The Dream of the Baby
In my dream, I bring you the baby. Mind you, this is a dream, and there is no baby, despite all the rooms we’ve prepared and the notions we’ve acquired to fill them. The dream itself is silly, I remind myself sleeping, the way these things happen in dreams. There is no baby, and I would wake but for the shadows of babies lost or forgotten that have always lived in our dreams, and made us ill with rumors of their endless shitting and pissing and ruining our sleep with their carrying on long into the night. I hand you the baby in my dream, though you don’t know what to do with this baby, or even what babies are for. I’m tickled at your discomfort, your absence of joy, your hollow kitchy-koo for the baby who doesn’t exist, and your perpetual disapproval of the one who handed you this gift you never asked for or required, even in our most vivid dream of our self. In my most vivid dream, I hand you the baby and I say, Ha!
Yoga Nidra
for my daughter Most nights we descend to a meadow but tonight she forgets I’m afraid of heights and the holes a ladder makes in air and I look down and fear I’ll fall through to the dizzying ground so I dare not move up and into the ether. But each step is a color, she insists, and sounds so sure I want to believe though both color-blind and fearful, I reach for some insight, but find only lack of will, when I rise against both my terror, and my better judgment.

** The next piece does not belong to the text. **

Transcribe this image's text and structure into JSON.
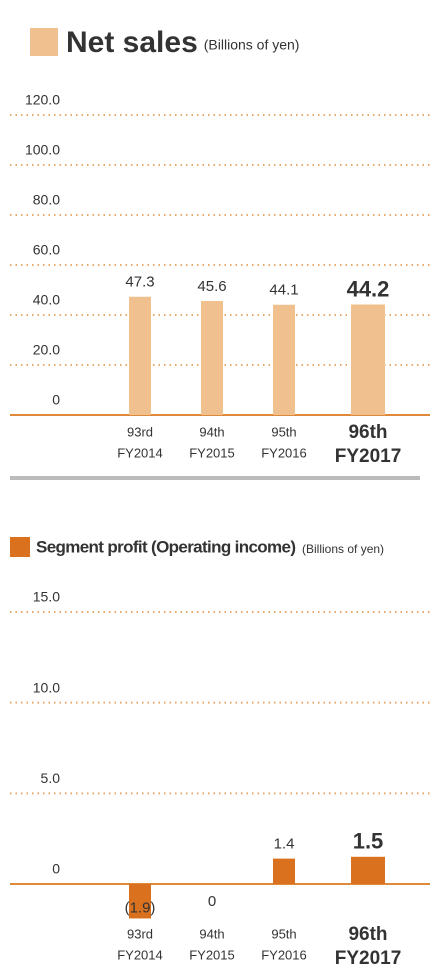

Aliyah, I recall, is the name of the voice I hear in my sleep, and she means to get up, same as her name, though sideways and spinning is the way she travels early mornings, howsoever much I remind her, and with great portent, that up and awake are not one and the same. She hears me clear but stays locked in that space she’s carved between wake and sleep, entwined in the covers that might even catch her if she happens to fall, meantime thinking who dares allege this is not the way to live? Once out of bed she says to me, You don’t know shit. And, as she peeks over my shoulder where I’m writing about our journey, You don’t even know what a poem is— And this is the proof, she dutifully submits.